Diagnosing mental health disorders using facial scans

BOSTON — It's cutting-edge technology that identifies mental health disorders by scanning facial expressions.

The hope is that it could eventually be used in doctor's offices, emergency rooms, and by first responders.

Dr. Justin Baker is assistant professor of psychiatry at Harvard Medical School. He leads a team at McLean Hospital in Belmont that’s developing technology using facial recognition to help identify psychological disorders like bipolar and schizophrenia.

"Even a well-trained doctor isn't necessarily going to have eyes and ears that would pick-up on kind of subtle changes a computer might pick-up on" said Baker.

Web camera's pickup up reactions from different areas on the face while a computer analyzes the data.  It's information not always detectable by the trained eye.

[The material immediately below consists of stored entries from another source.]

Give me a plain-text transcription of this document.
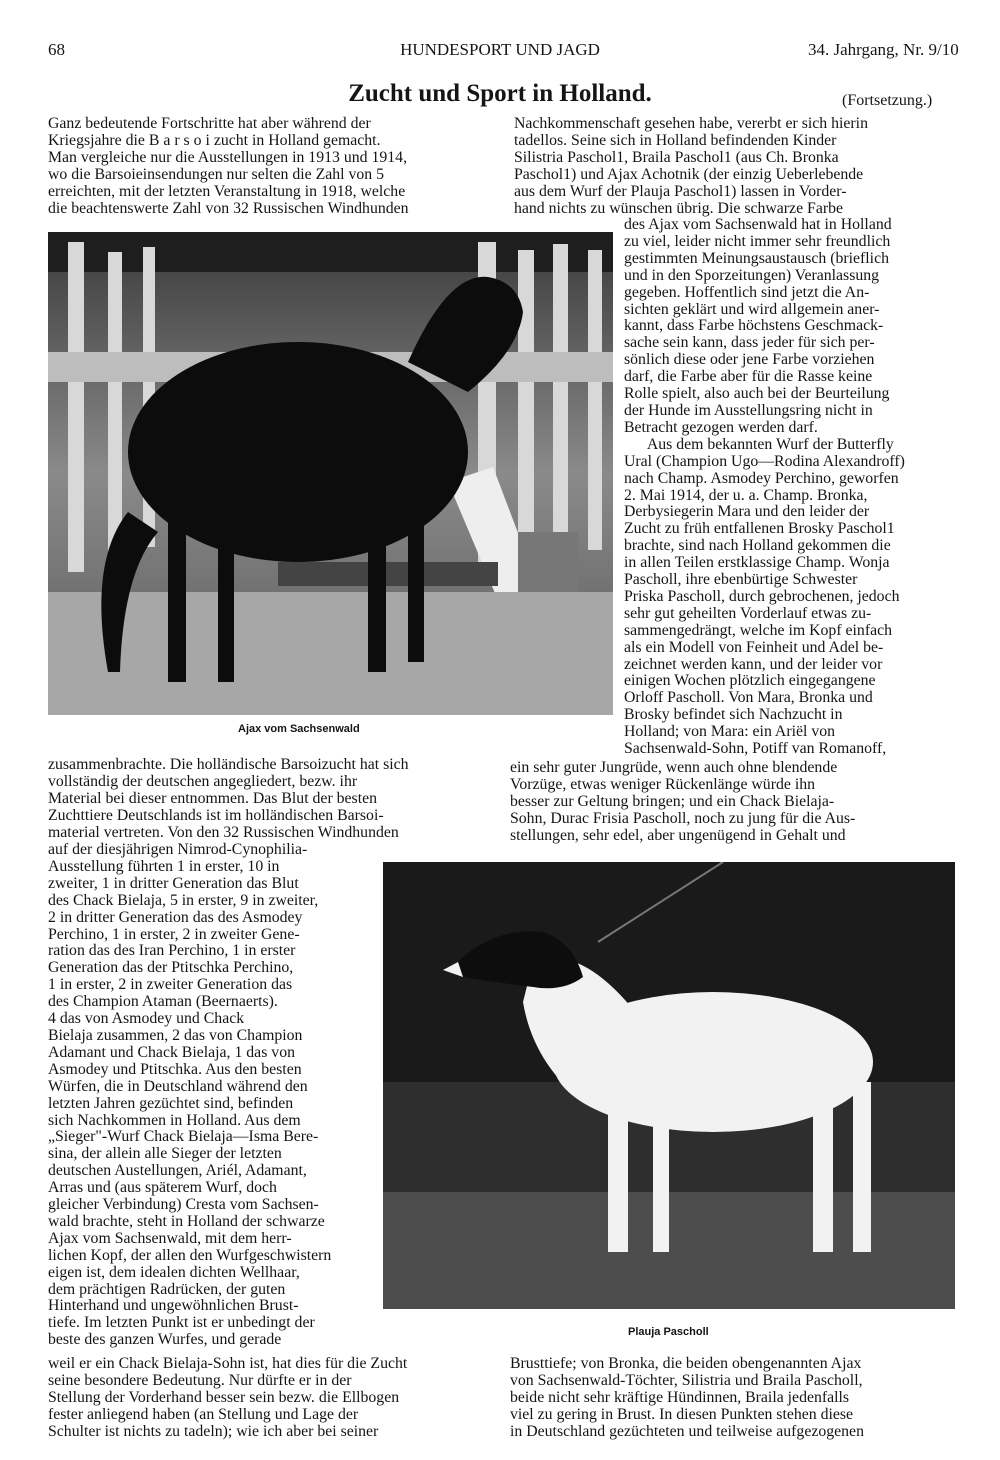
68	HUNDESPORT UND JAGD	34. Jahrgang, Nr. 9/10
Zucht und Sport in Holland.	(Fortsetzung.)
Ganz bedeutende Fortschritte hat aber während der
Kriegsjahre die B a r s o i zucht in Holland gemacht.
Man vergleiche nur die Ausstellungen in 1913 und 1914,
wo die Barsoieinsendungen nur selten die Zahl von 5
erreichten, mit der letzten Veranstaltung in 1918, welche
die beachtenswerte Zahl von 32 Russischen Windhunden
Nachkommenschaft gesehen habe, vererbt er sich hierin
tadellos. Seine sich in Holland befindenden Kinder
Silistria Paschol1, Braila Paschol1 (aus Ch. Bronka
Paschol1) und Ajax Achotnik (der einzig Ueberlebende
aus dem Wurf der Plauja Paschol1) lassen in Vorder-
hand nichts zu wünschen übrig. Die schwarze Farbe
Ajax vom Sachsenwald
des Ajax vom Sachsenwald hat in Holland
zu viel, leider nicht immer sehr freundlich
gestimmten Meinungsaustausch (brieflich
und in den Sporzeitungen) Veranlassung
gegeben. Hoffentlich sind jetzt die An-
sichten geklärt und wird allgemein aner-
kannt, dass Farbe höchstens Geschmack-
sache sein kann, dass jeder für sich per-
sönlich diese oder jene Farbe vorziehen
darf, die Farbe aber für die Rasse keine
Rolle spielt, also auch bei der Beurteilung
der Hunde im Ausstellungsring nicht in
Betracht gezogen werden darf.
Aus dem bekannten Wurf der Butterfly
Ural (Champion Ugo—Rodina Alexandroff)
nach Champ. Asmodey Perchino, geworfen
2. Mai 1914, der u. a. Champ. Bronka,
Derbysiegerin Mara und den leider der
Zucht zu früh entfallenen Brosky Paschol1
brachte, sind nach Holland gekommen die
in allen Teilen erstklassige Champ. Wonja
Pascholl, ihre ebenbürtige Schwester
Priska Pascholl, durch gebrochenen, jedoch
sehr gut geheilten Vorderlauf etwas zu-
sammengedrängt, welche im Kopf einfach
als ein Modell von Feinheit und Adel be-
zeichnet werden kann, und der leider vor
einigen Wochen plötzlich eingegangene
Orloff Pascholl. Von Mara, Bronka und
Brosky befindet sich Nachzucht in
Holland; von Mara: ein Ariël von
Sachsenwald-Sohn, Potiff van Romanoff,
zusammenbrachte. Die holländische Barsoizucht hat sich
vollständig der deutschen angegliedert, bezw. ihr
Material bei dieser entnommen. Das Blut der besten
Zuchttiere Deutschlands ist im holländischen Barsoi-
material vertreten. Von den 32 Russischen Windhunden
ein sehr guter Jungrüde, wenn auch ohne blendende
Vorzüge, etwas weniger Rückenlänge würde ihn
besser zur Geltung bringen; und ein Chack Bielaja-
Sohn, Durac Frisia Pascholl, noch zu jung für die Aus-
stellungen, sehr edel, aber ungenügend in Gehalt und
auf der diesjährigen Nimrod-Cynophilia-
Ausstellung führten 1 in erster, 10 in
zweiter, 1 in dritter Generation das Blut
des Chack Bielaja, 5 in erster, 9 in zweiter,
2 in dritter Generation das des Asmodey
Perchino, 1 in erster, 2 in zweiter Gene-
ration das des Iran Perchino, 1 in erster
Generation das der Ptitschka Perchino,
1 in erster, 2 in zweiter Generation das
des Champion Ataman (Beernaerts).
4 das von Asmodey und Chack
Bielaja zusammen, 2 das von Champion
Adamant und Chack Bielaja, 1 das von
Asmodey und Ptitschka. Aus den besten
Würfen, die in Deutschland während den
letzten Jahren gezüchtet sind, befinden
sich Nachkommen in Holland. Aus dem
„Sieger"-Wurf Chack Bielaja—Isma Bere-
sina, der allein alle Sieger der letzten
deutschen Austellungen, Ariél, Adamant,
Arras und (aus späterem Wurf, doch
gleicher Verbindung) Cresta vom Sachsen-
wald brachte, steht in Holland der schwarze
Ajax vom Sachsenwald, mit dem herr-
lichen Kopf, der allen den Wurfgeschwistern
eigen ist, dem idealen dichten Wellhaar,
dem prächtigen Radrücken, der guten
Hinterhand und ungewöhnlichen Brust-
tiefe. Im letzten Punkt ist er unbedingt der
beste des ganzen Wurfes, und gerade	Plauja Pascholl
weil er ein Chack Bielaja-Sohn ist, hat dies für die Zucht
seine besondere Bedeutung. Nur dürfte er in der
Stellung der Vorderhand besser sein bezw. die Ellbogen
fester anliegend haben (an Stellung und Lage der
Schulter ist nichts zu tadeln); wie ich aber bei seiner
Brusttiefe; von Bronka, die beiden obengenannten Ajax
von Sachsenwald-Töchter, Silistria und Braila Pascholl,
beide nicht sehr kräftige Hündinnen, Braila jedenfalls
viel zu gering in Brust. In diesen Punkten stehen diese
in Deutschland gezüchteten und teilweise aufgezogenen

"Maybe we're missing a sign or symptom not obvious to us and that it might be pulled from an analysis of this data" said Dr. Elizabeth Liebson, a psychiatrist working on the project.

Wearing headsets, Liebson asks the patient a specific list of questions. In this demonstration, it’s a member of the research team acting as the patient.  As they go through the list of questions, the cameras are analyzing different points on the face of the patient. It’s tracking how much the mouth is smiling or frowning.  It’s also focusing on how the head is positioned and the percentage it turns.  The program is learning the different nuances from each participant and collecting that information to identify traits of mental health disorders.  This data combined with an assessment from the doctor is used to give a more thorough and detailed diagnosis of the patient.

"We’re trying to capture what experienced clinicians are able to pick up on in terms of body language, facial expressions. The words they use, the way they say those words" said Baker.

The next step is to shrink down the computer program so it can be used in a smart phone application.  Dr. Baker believes the technology could be used by first responders and in the ER, particularly if someone doesn't have a lot of mental health training.

"They can turn this recorder on and then these vital signs could be beamed back to some place where an expert can be looking at the data in real time" Baker said.

The research team at McLean hopes to launch the technology late in the fall.